Parents want radical action to stop drugs and weapons getting into schools, a survey suggests.
Luke Walmsley's death again raised the issue of weapons
Random searches for contraband were by backed by 90% of the 1,000 parents who took part in the poll published in the Times Educational Supplement.
Some 80% said pupils who sold cannabis should be expelled, while 71% backed expulsion for those found with knives.
The fatal stabbing of Luke Walmsley by a fellow pupil at his Lincolnshire school has raised concerns over safety.
In July, a judge ordered that Alan Pennell, 16, of Grainthorpe, Lincs, should be detained for life after he was convicted of the 14-year-old's murder.
The poll also follows Tony Blair's call earlier this year for headteachers to be allowed to conduct random drug testing.
The pollsters questioned 1,000 parents in England and Wales on a range of issues connected with discipline in schools.
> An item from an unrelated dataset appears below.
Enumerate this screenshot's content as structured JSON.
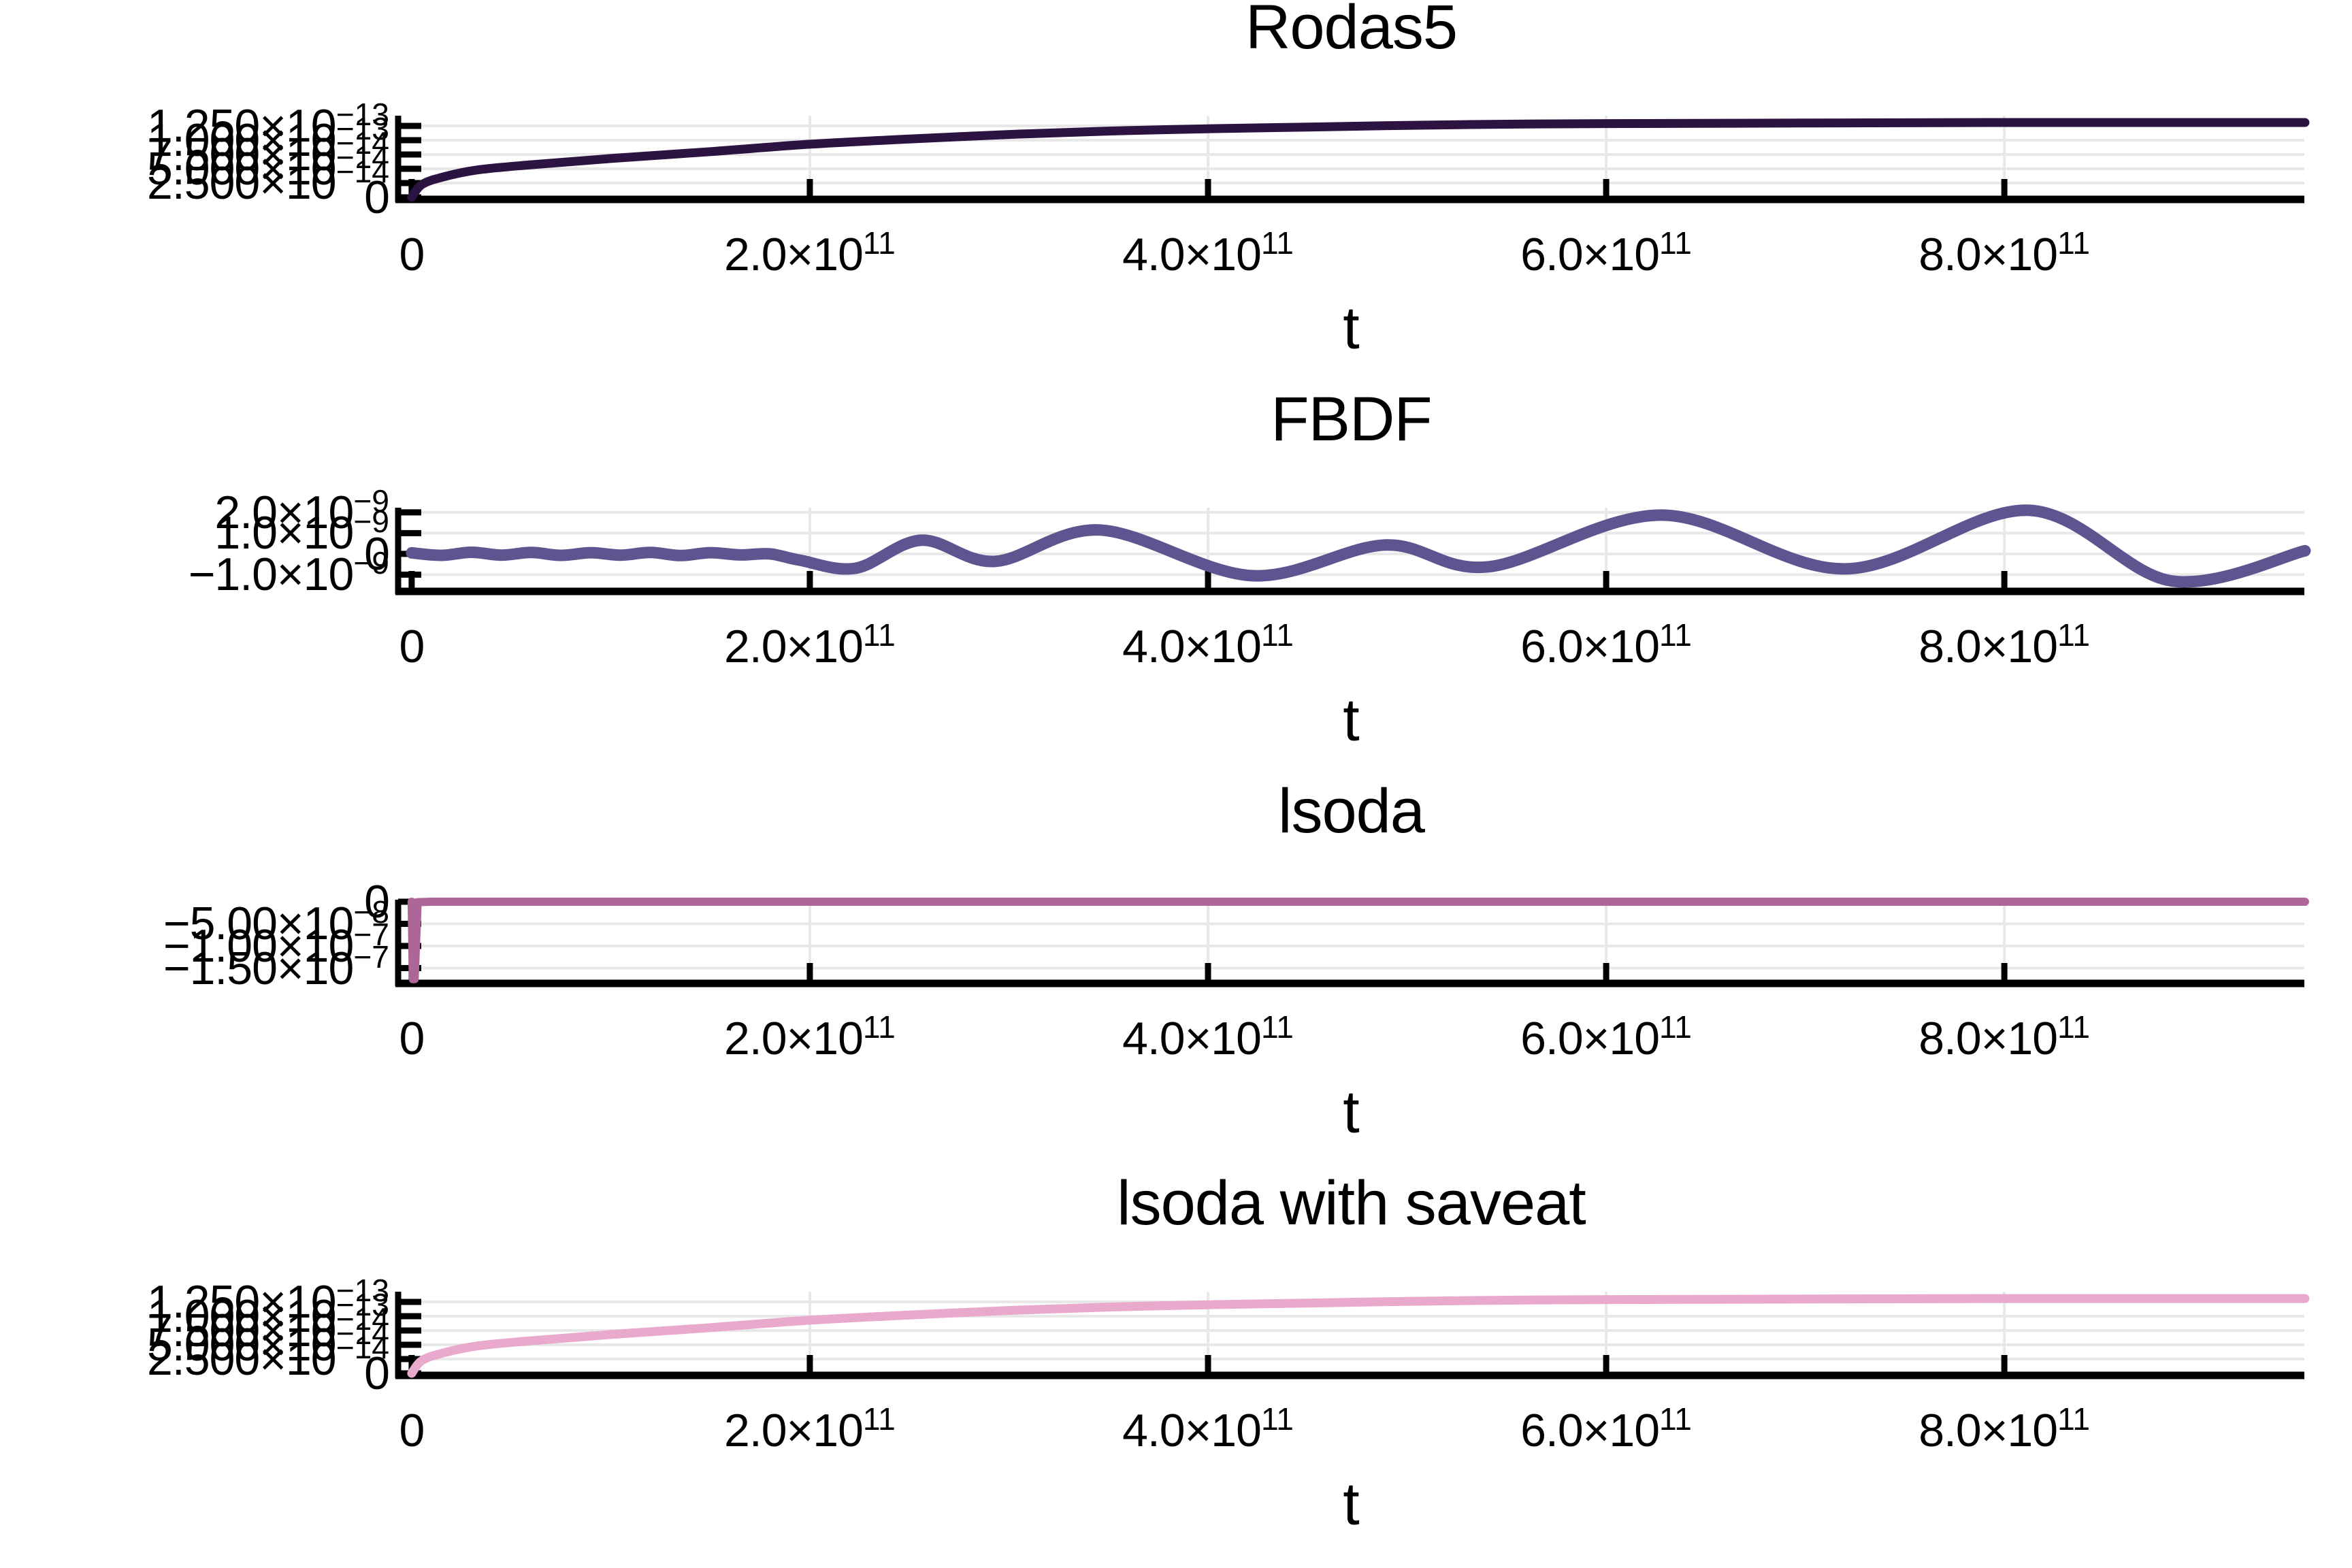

More than a third (35%) say they have a child who has been bullied at school, and nearly a quarter (23%) said violence was involved.
The bullying was dealt with effectively by the school, 59% of parents said.
For parents of children at secondary school, bullying was the most important issue. For primary schools it was funding.
On the issue of violence, 70% of parents believed that children who attacked teachers should be expelled.
Those parents surveyed were easier on pupils caught in possession of cannabis rather than trying to sell it to others. Less than half of parents believe possession should mean expulsion.
Overall, parents have positive views about standards of behaviour in their own children's schools with 35% believing it has improved over the past five years
against 30% who think it has deteriorated.